Juru Bicara KPK, Mungki, menjelaskan bahwa tidak semua individu yang disebut dalam penyidikan otomatis ditahan. Penahanan, kata dia, hanya dapat dilakukan setelah penyidik memperoleh kecukupan alat bukti dan memenuhi unsur hukum sesuai peraturan perundang-undangan.
“Nama ISW memang tercantum dalam rangkaian koordinasi terkait pengaturan pemenang PBJ. Namun, penahanan hanya dapat ditempuh jika bukti permulaan dipandang cukup oleh penyidik. Saat ini seluruh informasi masih dalam proses pendalaman,” ujar Mungki dalam konferensi pers di Gedung Merah Putih KPK, Jakarta.
Konstruksi Perkara dan Alur Koordinasi. Dalam penjelasan resmi KPK, penyidik menemukan adanya dugaan skema pengondisian pemenang tender yang melibatkan beberapa pihak.

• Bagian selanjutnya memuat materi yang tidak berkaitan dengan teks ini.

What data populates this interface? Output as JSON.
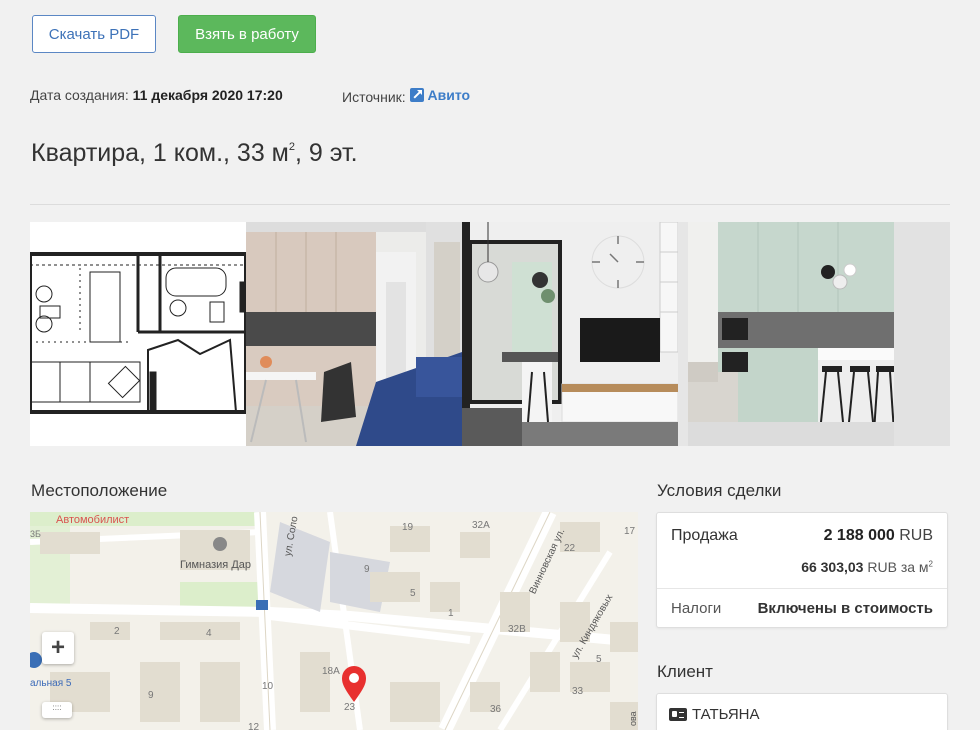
{
  "toolbar": {
    "pdf_label": "Скачать PDF",
    "work_label": "Взять в работу",
    "accent": "#5cb85c",
    "link_color": "#3d72b8"
  },
  "meta": {
    "created_label": "Дата создания:",
    "created_value": "11 декабря 2020 17:20",
    "source_label": "Источник:",
    "source_value": "Авито",
    "source_icon": "external-link-icon"
  },
  "listing": {
    "title": "Квартира, 1 ком., 33 м",
    "area_sup": "2",
    "title_tail": ", 9 эт."
  },
  "gallery": {
    "photos": [
      "floor-plan",
      "kitchen-living-room",
      "living-room-tv",
      "kitchen-bar"
    ]
  },
  "location": {
    "heading": "Местоположение",
    "map_labels": {
      "poi1": "Автомобилист",
      "poi2": "Гимназия Дар",
      "street1": "ул. Соло",
      "street2": "Винновская ул.",
      "street3": "ул. Киндяковых",
      "street4": "альная 5",
      "street5": "ова",
      "b1": "19",
      "b2": "32А",
      "b3": "17",
      "b4": "22",
      "b5": "3Б",
      "b6": "9",
      "b7": "5",
      "b8": "1",
      "b9": "2",
      "b10": "4",
      "b11": "32В",
      "b12": "5",
      "b13": "18А",
      "b14": "10",
      "b15": "9",
      "b16": "23",
      "b17": "36",
      "b18": "33",
      "b19": "12"
    },
    "zoom_in": "+",
    "ruler": "::::"
  },
  "deal": {
    "heading": "Условия сделки",
    "type": "Продажа",
    "price": "2 188 000",
    "currency": "RUB",
    "price_per_m": "66 303,03",
    "per_m_unit": "RUB за м",
    "per_m_sup": "2",
    "tax_label": "Налоги",
    "tax_value": "Включены в стоимость"
  },
  "client": {
    "heading": "Клиент",
    "name": "ТАТЬЯНА",
    "icon": "id-card-icon"
  }
}
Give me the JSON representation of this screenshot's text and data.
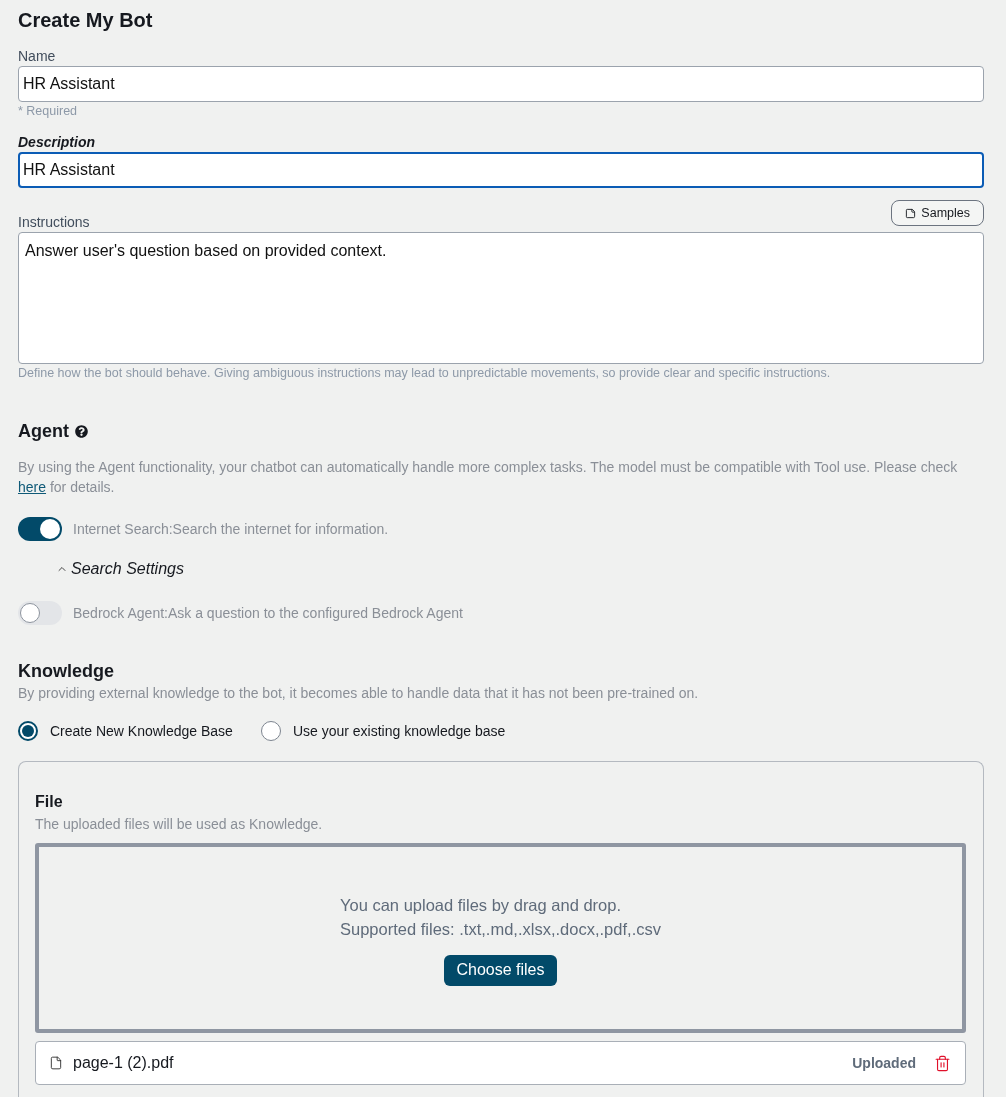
{
  "title": "Create My Bot",
  "name_field": {
    "label": "Name",
    "value": "HR Assistant",
    "hint": "* Required",
    "focused": false
  },
  "description_field": {
    "label": "Description",
    "value": "HR Assistant",
    "focused": true
  },
  "instructions_field": {
    "label": "Instructions",
    "samples_button": "Samples",
    "value": "Answer user's question based on provided context.",
    "help": "Define how the bot should behave. Giving ambiguous instructions may lead to unpredictable movements, so provide clear and specific instructions."
  },
  "agent": {
    "heading": "Agent",
    "description_before": "By using the Agent functionality, your chatbot can automatically handle more complex tasks. The model must be compatible with Tool use. Please check ",
    "link": "here",
    "description_after": " for details.",
    "tools": [
      {
        "label": "Internet Search:Search the internet for information.",
        "on": true,
        "settings": "Search Settings"
      },
      {
        "label": "Bedrock Agent:Ask a question to the configured Bedrock Agent",
        "on": false
      }
    ]
  },
  "knowledge": {
    "heading": "Knowledge",
    "description": "By providing external knowledge to the bot, it becomes able to handle data that it has not been pre-trained on.",
    "options": [
      {
        "label": "Create New Knowledge Base",
        "selected": true
      },
      {
        "label": "Use your existing knowledge base",
        "selected": false
      }
    ],
    "file": {
      "heading": "File",
      "description": "The uploaded files will be used as Knowledge.",
      "dropzone_lines": [
        "You can upload files by drag and drop.",
        "Supported files: .txt,.md,.xlsx,.docx,.pdf,.csv"
      ],
      "button": "Choose files",
      "files": [
        {
          "name": "page-1 (2).pdf",
          "status": "Uploaded"
        }
      ]
    }
  }
}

Ardito Wijaya, salah satu pihak dalam perkara, disebut meminta Riki Hendra untuk berkoordinasi dengan sejumlah pejabat, termasuk ANW dan ISW, terkait pengaturan tender pada berbagai Satuan Kerja Perangkat Daerah (SKPD).
Skema koordinasi itu diduga dilakukan sebelum proses lelang berjalan secara formal. Penyidik kini tengah menelaah lebih jauh mekanisme komunikasi, keterlibatan masing-masing pihak, serta potensi adanya aliran dana yang menguatkan dugaan tindak pidana korupsi.

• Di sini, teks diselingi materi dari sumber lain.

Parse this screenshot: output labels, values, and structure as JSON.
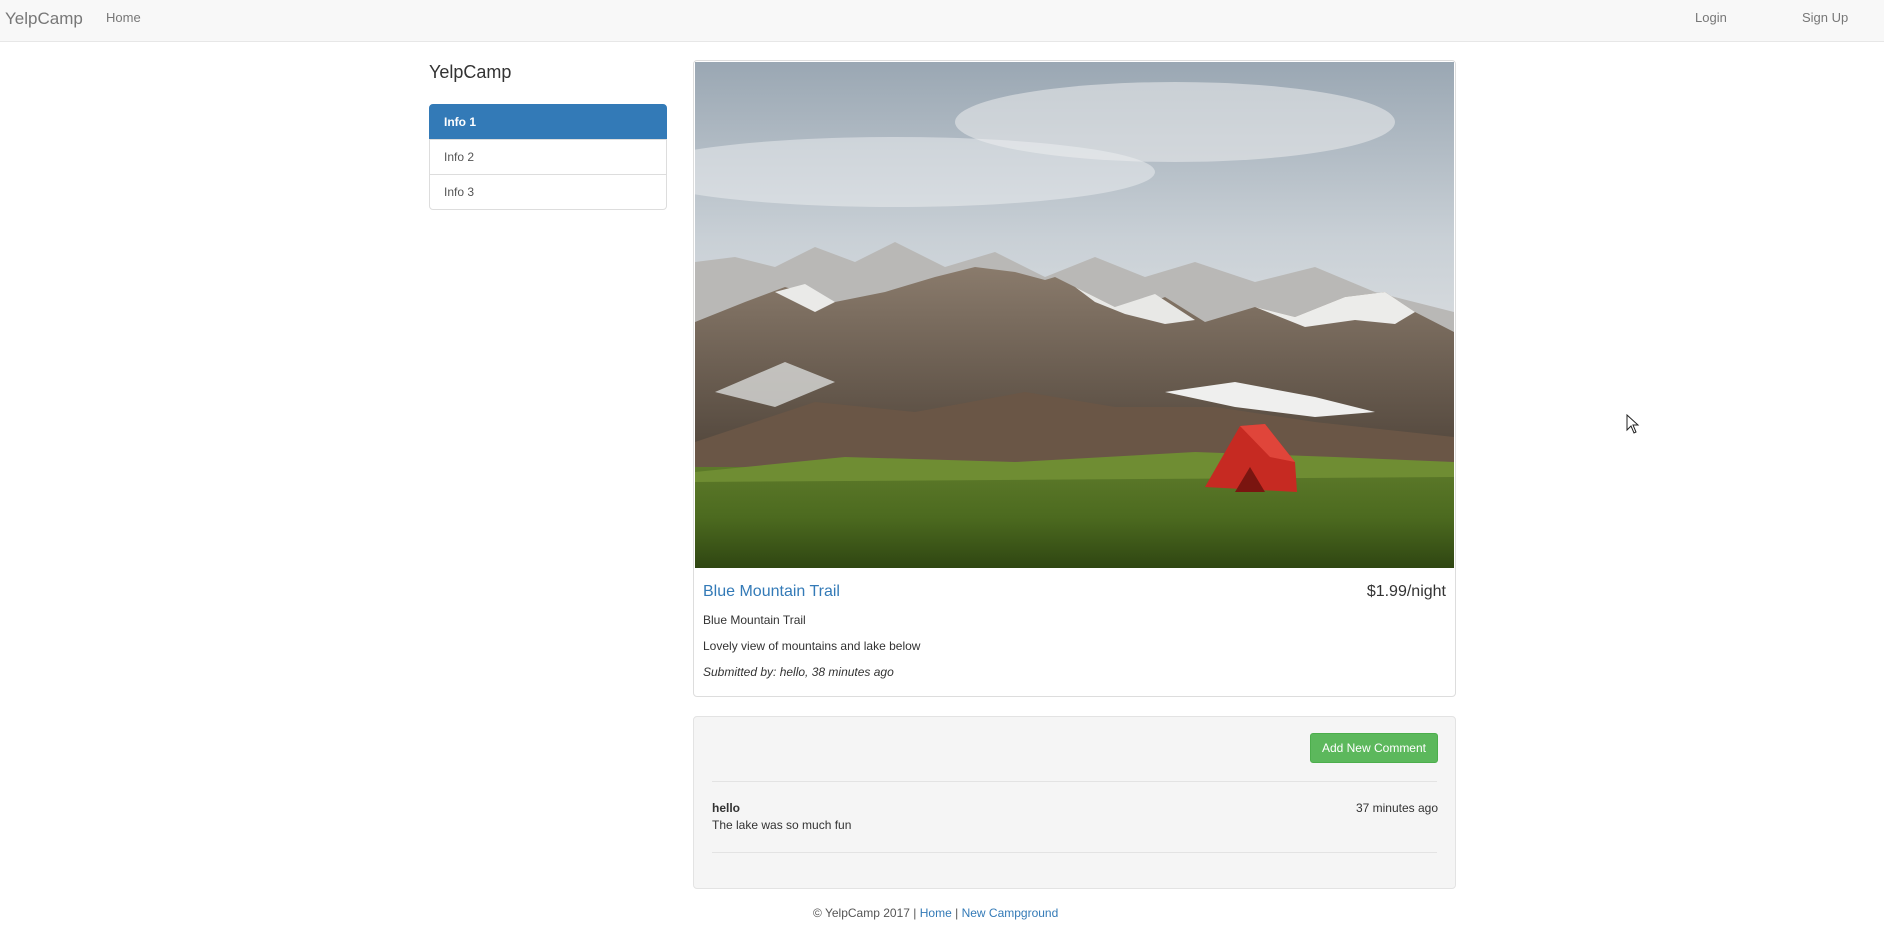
{
  "navbar": {
    "brand": "YelpCamp",
    "home": "Home",
    "login": "Login",
    "signup": "Sign Up"
  },
  "sidebar": {
    "title": "YelpCamp",
    "items": [
      {
        "label": "Info 1",
        "active": true
      },
      {
        "label": "Info 2",
        "active": false
      },
      {
        "label": "Info 3",
        "active": false
      }
    ]
  },
  "campground": {
    "image_alt": "campground-photo",
    "name": "Blue Mountain Trail",
    "price": "$1.99/night",
    "subtitle": "Blue Mountain Trail",
    "description": "Lovely view of mountains and lake below",
    "submitted": "Submitted by: hello, 38 minutes ago"
  },
  "comments": {
    "add_button": "Add New Comment",
    "items": [
      {
        "author": "hello",
        "time": "37 minutes ago",
        "text": "The lake was so much fun"
      }
    ]
  },
  "footer": {
    "copyright": "© YelpCamp 2017",
    "separator": "|",
    "home_link": "Home",
    "new_link": "New Campground"
  },
  "colors": {
    "primary": "#337ab7",
    "success": "#5cb85c",
    "navbar_bg": "#f8f8f8"
  }
}
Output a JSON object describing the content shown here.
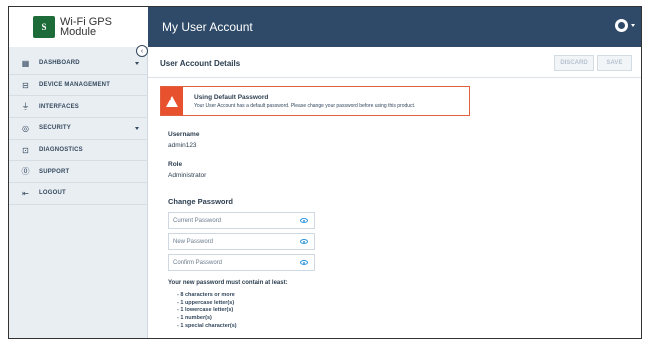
{
  "logo": {
    "mark": "S",
    "line1": "Wi-Fi GPS",
    "line2": "Module"
  },
  "sidebar": {
    "items": [
      {
        "label": "DASHBOARD",
        "icon": "grid-icon",
        "has_caret": true
      },
      {
        "label": "DEVICE MANAGEMENT",
        "icon": "box-icon",
        "has_caret": false
      },
      {
        "label": "INTERFACES",
        "icon": "plug-icon",
        "has_caret": false
      },
      {
        "label": "SECURITY",
        "icon": "shield-icon",
        "has_caret": true
      },
      {
        "label": "DIAGNOSTICS",
        "icon": "chart-icon",
        "has_caret": false
      },
      {
        "label": "SUPPORT",
        "icon": "help-icon",
        "has_caret": false
      },
      {
        "label": "LOGOUT",
        "icon": "logout-icon",
        "has_caret": false
      }
    ]
  },
  "header": {
    "title": "My User Account"
  },
  "main": {
    "page_title": "User Account Details",
    "discard_label": "DISCARD",
    "save_label": "SAVE",
    "alert": {
      "title": "Using Default Password",
      "text": "Your User Account has a default password. Please change your password before using this product."
    },
    "username_label": "Username",
    "username_value": "admin123",
    "role_label": "Role",
    "role_value": "Administrator",
    "change_password_title": "Change Password",
    "current_password_placeholder": "Current Password",
    "new_password_placeholder": "New Password",
    "confirm_password_placeholder": "Confirm Password",
    "requirements_intro": "Your new password must contain at least:",
    "requirements": [
      "- 8 characters or more",
      "- 1 uppercase letter(s)",
      "- 1 lowercase letter(s)",
      "- 1 number(s)",
      "- 1 special character(s)"
    ]
  },
  "colors": {
    "header_bg": "#2e4a68",
    "sidebar_bg": "#e9eef3",
    "alert_accent": "#e8512d",
    "eye_icon": "#3498db"
  }
}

“Analisis terhadap peran masing-masing pihak masih kami kembangkan. Penanganan perkara ini harus objektif dan menempatkan seluruh temuan secara proporsional berdasarkan fakta,” tambah Mungki.
Potensi Pasal yang Dikenakan. Berdasarkan karakteristik perkara, KPK menilai dugaan tindak pidana dapat masuk ke dalam kategori suap atau gratifikasi sebagaimana diatur dalam Undang-Undang Nomor 31 Tahun 1999 jo. UU Nomor 20 Tahun 2001 tentang Pemberantasan Tindak Pidana Korupsi. Pasal-pasal yang berpotensi digunakan antara lain:
Pasal 5 ayat (1) huruf a atau b UU Tipikor
→ Pemberian suap kepada pegawai negeri atau penyelenggara negara.
Pasal 11 atau Pasal 12 huruf a/b UU Tipikor
→ Penerimaan hadiah atau janji terkait jabatan.
Pasal 12 huruf i UU Tipikor
→ Penyalahgunaan kewenangan yang merugikan keuangan negara.
Pasal 55 ayat (1) ke-1 KUHP
→ Penyertaan atau turut serta dalam tindak pidana.
KPK menegaskan bahwa penerapan pasal baru akan dipastikan setelah seluruh rangkaian alat bukti terkumpul secara memadai.
KPK Serukan Sikap Kooperatif. Lembaga antirasuah tersebut kembali mengimbau seluruh pihak yang telah dipanggil untuk bersikap kooperatif demi memperlancar proses hukum. Menurut Mungki, KPK menjaga komitmen penegakan hukum secara independen, transparan, dan sesuai tahapan prosedural yang ditetapkan.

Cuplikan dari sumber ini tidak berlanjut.